June 11, 2004

Stem Cell Research

Stem Cell Research

I have to put one serious post in between my memorial posts and my usual posts about banging chickens and the crackhead who lit up on the F train. Just as a buffer.

This is only the second time I've ever tried to write down my feelings on the issue of stem cell research so bear with me if it seems fragmented and disjointed. I understand that like abortion, proponents want to make it seem like it's just a matter of biology and opponents want to make it seem like it's a moral issue. It's actually both, depending I think on your personal view of morality. While some argue that it's morally wrong to create then destroy life, isn't it also morally wrong to choose not to save life when one can? Abortion is legal in this country. The termination of life up to 22 weeks is legal in this country, in order to protect a woman's "right to privacy" which isn't actually a constitutional right. If we as a society have legally made the decision that a 14-week-old fetus can be terminated if a woman just doesn't feel like she wants to be pregnant anymore, shouldn't it be legal to terminate a 5-minute-old embryo to save a person from a fate worse than death? And yes, I do believe the dying process of someone afflicted with diseases such as cancer and Alzheimer's is worse than the actual death itself.

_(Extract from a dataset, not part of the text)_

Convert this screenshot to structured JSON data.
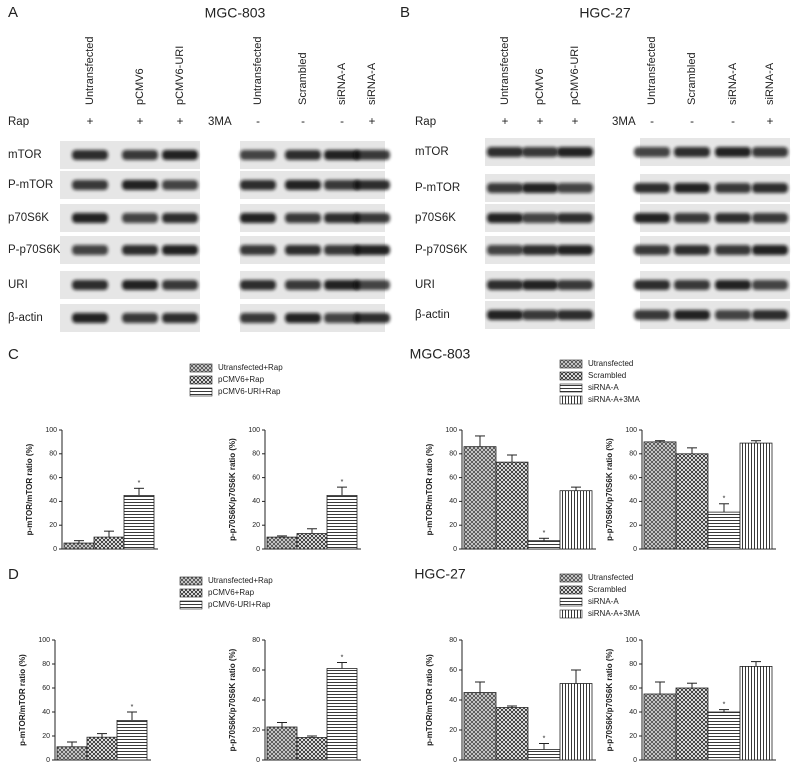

I think more than any other issue out there, this is one in which people have to look beyond the traditional feelings of God and morality. This is an issue that should cause everyone to question their own faith. Is it "We can't play God" or "God helps those who help themselves?" Though I am a conservative by label, and though I have never been comfortable with abortion itself, and although I do view the fertilized egg as technically "life" (albeit life without a soul) I understand that it is probably a necessary evil. I would vote to ban partial-birth abortion which I think is an abhorrent practice, but not abortion overall. Even I however, see that morally and biologically speaking, this stance makes no logical sense. If one believes that a 39-week-old fetus about to be born is a baby with a life, then one should also believe that one-week-old fetus is a baby with the same value of life. The issue of "viability" just serves to confuse people. A one-year-old baby isn't viable. If you were to leave him alone in the house for 2 weeks with no one to feed him, he would die.

So we as a society actively or passively support the termination of "life" for the convenience of the mother. Otherwise abortion wouldn't exist. The public outcry against it would have outlawed it years ago. We also support the termination of "life" in order to create more life. In vitro fertilization discards embryos that go unused. If they create 8 and only implant 4, those remaining 4 are never given the opportunity to become life. President Bush has yet to explain how he can define the termination of a pregnancy as evil because it's the destruction of life, yet support the destruction of embryos as a byproduct of a couple's pursuit of parenthood.

Yet if he doesn't see a contradiction because he considers those embryos "collateral damage" for lack of a less disgusting phrase, then he should also view the embryos destroyed during stem cell research in the same manner. If a couple's desire to be parents is a worthwhile cause, then so is preventing people from suffering the pain and degradation of dying from Alzheimer's, diabetes and cancer. And others' sorrow from having to watch their loved ones fight a losing battle against those diseases. Anyone who has been through that knows there are few things in this world that are worse.